I face the window so she can’t read my expression.
“Oh, my God. You’re fucking your attorney.” Poppy does a little jump, like she just solved the world’s most interesting puzzle. “Is he hot?”
I don’t answer.
“Look at me.” She grabs my shoulder, shaking me. “You can’t ignore me forever. Tell me. What is he like? What does he look like? Is he good in bed? How did this happen?”
Knowing Poppy, and knowing full well that she won’t give in until she gets what she wants, I pull in a deep breath and turn to her.
I tell her everything.
And it feels good to get it out there.
It feels good to talk about him—to talk about some of the best days in my recent past.
And I smile the whole time—whatever that means.
Tonight, I’m a new woman—on the outside. New hair. New clothes. New makeup. Fresh polish.
Poppy, dramatic as she is, took a before and after photo earlier. I hadn’t realized how far gone I was until I saw the side-by-side. But in my defense, being holed up at Belcourt doesn’t necessitate the daily glam treatment.

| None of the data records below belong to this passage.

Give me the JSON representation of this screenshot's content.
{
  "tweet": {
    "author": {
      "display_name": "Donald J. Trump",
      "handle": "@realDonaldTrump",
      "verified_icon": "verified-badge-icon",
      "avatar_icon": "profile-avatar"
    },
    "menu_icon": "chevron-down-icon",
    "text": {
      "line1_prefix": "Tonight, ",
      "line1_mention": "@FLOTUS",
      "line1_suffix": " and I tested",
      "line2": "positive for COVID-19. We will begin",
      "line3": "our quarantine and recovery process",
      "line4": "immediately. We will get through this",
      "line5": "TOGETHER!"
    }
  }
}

“How are you feeling, love?” Poppy reaches over, rubbing my arm. “You look ah-mazing.”
I smile, glancing around the packed Bar Gray. Everyone is dressed to the nines. Everyone is dying to be here. Tonig
ht. Like there’s nowhere else more important to spend a Saturday night. Everyone is here to see and be seen.

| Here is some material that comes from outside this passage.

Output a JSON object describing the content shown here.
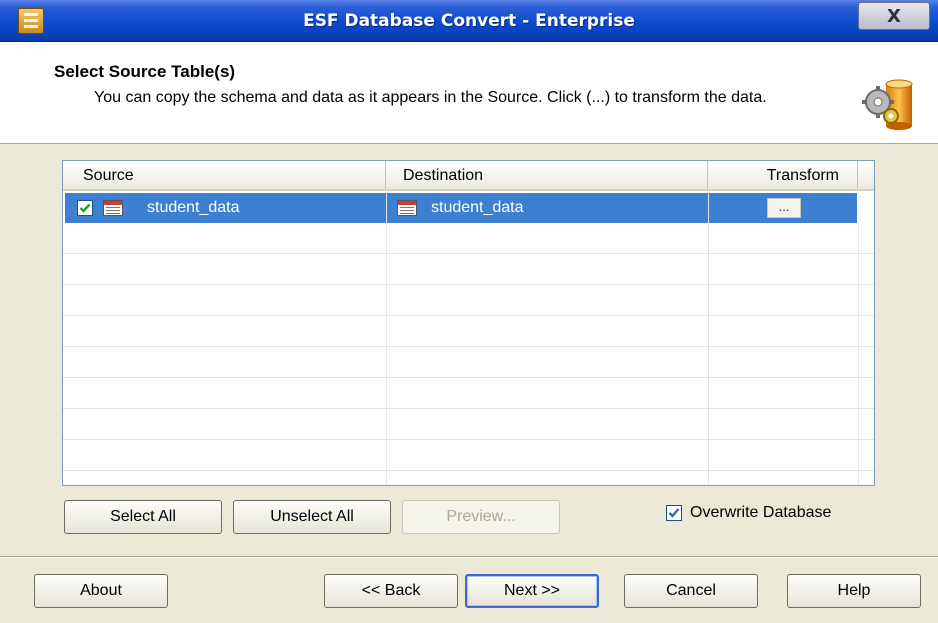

My body is wrapped in a navy bandage dress, and leather fuck-me heels in a shade of nude cover my smoothed and polished feet.
“That dress looks fantastic on you. Have you lost weight?” Poppy asks.
My gaze flicks to hers, and for the first time in forever, I realize how much I don’t want to have this conversation. There are more important things to talk about than weight and clothes and looks.
Was I really that vapid before?
I cross my legs and angle my body toward Poppy as we order drinks at Bar Gray.
“Let’s talk about something else,” I say.
A man-bun sporting bartender with a baby face stops in front of us, knocking on the bar counter and asking what we’re drinking tonight.
Poppy orders two champagnes before I have a chance to protest.
“We’re celebrating tonight.” She places her clutch on the bar and grins.
“What are we celebrating?”
“Um, the fact that you’re here.” She makes a silly face, as if the reason were obvious. “And the fact that we’re going to get your life back on track.”
“Back on track?” I repeat. “I don’t know, P. I’m in a weird place. Trying to figure out what I want. Where I want to go. What I want to do. Asking myself the hard questions. And there’s so much I haven’t told you yet . . .”
The bartender returns with our drinks, and we lift our glasses.
“To Serena getting her life back,” Poppy toasts. She ignores my words and clinks her flute against mine. Taking a swig, her eyes dart over my shoulder. “Okay, don’t hate me. Don’t get mad . . .”
“Poppy.” My heart sinks, my voice low in my chest. “What. Did. You. Do?”
She slides off her barstool with finesse and disappears behind me into a sea of overdressed patrons, and when I see who takes her place, I want to vomit.
“Serena.” Keir sits beside me, pulling his barstool closer until his knee rests against my thigh.
I can’t breathe, and the room spins. When I turn to look for Poppy, it’s too late. She’s long gone. And I am beyond mad at her. I’m furious.